А вот и неправду вы подумали! Это я вам должен честно сказать: не ругает он ее и даже не бьет! В данном случае он вовсе перед геологами не выкомаривался.
Прокоп Алевтину действительно любит! Сильно любит, как только может любить человек свою собственную кровь. Единственное существо в целом свете любит Прокоп — дочь Алевтину, любит нежно и глубоко, как никогда никого не любил. Как не любил даже покойницу-жену. Жену он тоже любил, но и бил ее, в душе презирая, что за него — горького пьяницу — пошла. Часто бил. Оттого и померла она рано. Зато Алевтину он никогда пальцем не тронул: любил ее и совсем крошечную, грудную. Старый он уже был, когда Алевтина родилась. И удивительно ему было, что вот это маленькое существо, живой чистый комочек, пахнущий молоком и хлебом, с мягким пухом на хрупкой голове, — что это его дочь, его кровь. А позже он этот малюсенький живой комочек еще сильнее возлюбил, потому что чувствовал себя перед дочкой виноватым после одного случая на Илыче…
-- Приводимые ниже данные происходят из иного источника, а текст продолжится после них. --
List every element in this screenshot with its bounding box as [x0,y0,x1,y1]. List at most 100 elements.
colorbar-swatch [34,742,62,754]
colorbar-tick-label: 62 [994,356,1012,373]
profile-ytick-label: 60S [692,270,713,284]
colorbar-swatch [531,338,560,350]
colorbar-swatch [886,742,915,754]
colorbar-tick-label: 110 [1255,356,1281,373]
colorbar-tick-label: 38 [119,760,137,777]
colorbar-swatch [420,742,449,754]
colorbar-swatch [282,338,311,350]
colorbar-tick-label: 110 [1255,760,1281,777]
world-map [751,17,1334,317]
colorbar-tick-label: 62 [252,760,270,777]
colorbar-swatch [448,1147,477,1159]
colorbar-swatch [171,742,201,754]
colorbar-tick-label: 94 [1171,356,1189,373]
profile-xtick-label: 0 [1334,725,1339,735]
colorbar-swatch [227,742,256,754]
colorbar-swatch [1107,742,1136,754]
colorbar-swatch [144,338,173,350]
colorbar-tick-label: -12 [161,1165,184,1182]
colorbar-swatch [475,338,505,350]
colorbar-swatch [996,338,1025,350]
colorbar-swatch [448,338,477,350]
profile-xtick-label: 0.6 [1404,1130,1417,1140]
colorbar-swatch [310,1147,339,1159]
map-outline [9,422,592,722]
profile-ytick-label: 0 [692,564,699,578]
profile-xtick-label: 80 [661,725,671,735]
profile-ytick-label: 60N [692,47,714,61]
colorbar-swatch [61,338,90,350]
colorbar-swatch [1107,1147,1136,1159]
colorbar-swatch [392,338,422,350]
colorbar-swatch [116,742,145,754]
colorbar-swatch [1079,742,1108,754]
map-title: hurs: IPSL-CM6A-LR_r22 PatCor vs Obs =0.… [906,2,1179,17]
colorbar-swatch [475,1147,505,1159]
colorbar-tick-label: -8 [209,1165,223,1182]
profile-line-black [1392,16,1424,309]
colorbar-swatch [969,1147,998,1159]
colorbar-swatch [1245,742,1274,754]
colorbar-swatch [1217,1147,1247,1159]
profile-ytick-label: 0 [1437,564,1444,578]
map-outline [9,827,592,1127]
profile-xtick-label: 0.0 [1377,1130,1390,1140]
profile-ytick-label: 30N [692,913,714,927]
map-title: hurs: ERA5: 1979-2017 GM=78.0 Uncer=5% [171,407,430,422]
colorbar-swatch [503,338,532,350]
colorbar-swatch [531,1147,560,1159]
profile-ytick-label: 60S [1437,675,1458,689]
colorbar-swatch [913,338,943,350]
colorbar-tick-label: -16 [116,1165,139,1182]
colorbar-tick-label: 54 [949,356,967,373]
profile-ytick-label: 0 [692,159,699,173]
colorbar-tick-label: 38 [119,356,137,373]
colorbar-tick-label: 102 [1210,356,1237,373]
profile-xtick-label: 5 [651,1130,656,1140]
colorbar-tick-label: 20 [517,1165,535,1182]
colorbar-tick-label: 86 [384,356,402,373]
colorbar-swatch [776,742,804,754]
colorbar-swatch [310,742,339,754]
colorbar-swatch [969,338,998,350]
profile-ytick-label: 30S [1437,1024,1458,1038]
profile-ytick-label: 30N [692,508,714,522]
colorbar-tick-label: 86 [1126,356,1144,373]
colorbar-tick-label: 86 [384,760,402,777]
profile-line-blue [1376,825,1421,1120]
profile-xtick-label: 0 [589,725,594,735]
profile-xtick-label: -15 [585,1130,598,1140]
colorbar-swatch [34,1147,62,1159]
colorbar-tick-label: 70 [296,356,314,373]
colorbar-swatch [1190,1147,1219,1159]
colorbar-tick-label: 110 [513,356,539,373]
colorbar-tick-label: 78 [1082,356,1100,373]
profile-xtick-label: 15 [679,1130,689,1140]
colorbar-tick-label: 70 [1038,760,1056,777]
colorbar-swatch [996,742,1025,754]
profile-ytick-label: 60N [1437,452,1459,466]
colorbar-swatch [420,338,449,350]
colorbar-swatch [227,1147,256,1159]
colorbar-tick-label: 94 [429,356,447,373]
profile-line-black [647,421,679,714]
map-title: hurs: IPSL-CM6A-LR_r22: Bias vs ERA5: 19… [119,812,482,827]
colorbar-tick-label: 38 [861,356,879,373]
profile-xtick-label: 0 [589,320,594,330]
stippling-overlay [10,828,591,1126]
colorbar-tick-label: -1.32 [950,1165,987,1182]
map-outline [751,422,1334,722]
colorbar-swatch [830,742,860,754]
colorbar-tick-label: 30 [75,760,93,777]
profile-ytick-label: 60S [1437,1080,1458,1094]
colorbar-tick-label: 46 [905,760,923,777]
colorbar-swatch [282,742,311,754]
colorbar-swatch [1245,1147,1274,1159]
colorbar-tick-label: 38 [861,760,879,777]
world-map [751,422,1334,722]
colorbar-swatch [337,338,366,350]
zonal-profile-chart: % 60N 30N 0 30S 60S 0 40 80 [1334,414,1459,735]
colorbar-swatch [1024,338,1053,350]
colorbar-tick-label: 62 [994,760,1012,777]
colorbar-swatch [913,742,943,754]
Об этом я вам тоже расскажу, только не сейчас, а когда момент подойдет… С того самого случая да еще после смерти жены примешались к Прокоповой любви еще виноватость и страх, что Алевтина вдруг тоже помрет и оставит его совсем одного на этом смутном свете: никем не любимого, пьяного, больного. Иногда он в пьяном бреду видел себя идущим на могилу Алевтины — и так ему тогда жалко было себя и Алевтину тоже, что он даже плакал. Но и сны эти свои Прокоп тоже любил.
Все в деревне знали любовь Прокопа, вернее, силу этой любви, как вообще в деревне все друг про друга знают. И если нужно было приструнить Прокопа — домой его с улицы прогнать или из гостей, когда он, упившись, стоял где-нибудь посреди избы — волосы на лоб, на очумевшие красные глаза — и орал: «Берегись, душа, оболью!» — и замахивался на всех недопитой бутылкой, — если нужно было его тогда приструнить, посылали за Алевтиной. При виде ее Прокоп сразу смирнел, жалко и приниженно улыбался, покорно шел за маленькой дочкой, безропотно ложился дома спать.